History shows that people usually don’t know when we are about to win. We are lousy at knowing whether we have a chance at victory.
When people struggling for liberty and justice face seemingly overwhelming power and impossible odds, they can suddenly breakthrough and win when things seem most hopeless and they least expect victory.
Why We Underestimate Our Chances
Well, for one thing, it is impossible to know what’s going on in the other camp. The oppressors might seem invincible, but there are often schisms and rifts which are tearing the enemy apart from within. The bad guys might be extremely vulnerable because they are busy fighting with each other. They might be merely putting a false public image of unity . . . one which is dropped the minute the cameras stop rolling.
In addition – as I learned as a kid in karate class – even the toughest opponent has vulnerabilities. No matter how big the lug you’re fighting is, hit him in one of his vulnerable spots, and he’s going down. In struggles for freedom and justice as well, if you identify and focus on the bad guy’s vulnerabilities, you can win no matter how poorly the fight seems to have been going.

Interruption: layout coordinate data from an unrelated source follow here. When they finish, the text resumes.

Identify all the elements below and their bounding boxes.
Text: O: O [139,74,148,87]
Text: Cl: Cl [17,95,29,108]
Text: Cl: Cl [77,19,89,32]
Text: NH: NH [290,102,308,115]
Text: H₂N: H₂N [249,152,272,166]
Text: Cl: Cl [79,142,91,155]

Moreover, the opponent might be affected by what we do a lot more than we realize. You’ve seen it in horror and martial arts movies. The good guy has given his best shot at the monster. But the monster doesn’t seem to be fazed in the least . . . he glowers and starts walking threateningly towards the good guy, who is flat on his back. It seems like the good guy is finished.
But at the last minute, the monster falls over and dies, and we see for the first time that the good guy had earlier mortally wounded the monster in some way.
There is often a lag time between what we do and our ability to see the effect on our opponents. It may be that our activism is having a tremendous effect and is pummeling the forces of tyranny, but that the weakened and wounded tyrants are simply bluffing and putting on a strong front to keep us intimidated. Don’t stop fighting just because the effects of our actions haven’t yet become visible.
In addition, it is often difficult at any given time to see which historical trend will end up being the most important one. In other words, there are always competing trends and forces, and something which doesn’t seem very important at the time can end up winning the battle in the long-run.
As just one example, the Soviet Union collapsed partly because Russians watched images of prosperity on American tv, and decided they weren’t going to put up with what they had. The communist leaders didn’t think that letting in American tv programs would have such a huge influence on their population’s willingness to put up with communist repression. But it did.
There are historical trends which we are not even currently aware of which might end up ensuring our victory.
(Finally, while the enemy might appear to have overwhelming force, they may be “paper tigers”, with much weaker resources than it seems. More on this in a later essay.)
Don’t Quit Now
Bottom line . . . don’t quit now.
It is possible that we are mere days away from starting to hold the tyrants responsible for their war crimes, false flag terror, illegal spying, and other unlawful acts. The Red Cross finding Bush guilty of war crimes is significant (while it is not a U.S. institution, it is an important one).
The House Judiciary’s non-impeachment impeachment hearing is clearly an attempt to bury real impeachment actions. But it may end up leading to real action.
Personally, when I’ve given up, I’ve often learned that I could have won had I just hung in there a little longer. I’ve regretted not persisting. I’ve learned to keep my head down and to keep on pushing.
We don’t know how close to victory we are. Now is not the time to quit . . . it is time to redouble our efforts.
Of course, I understand how serious things are, and how dire our situation is. I am not trying to minimize those threats.
However, I think the main problem is that people are not taking any action because they have given up all hope.
We don’t know what the future holds. In that very uncertainty, there lies the possibility that we can make things better.
Hope frees us to take action . . . and action can turn things around. Hope is therefore vital.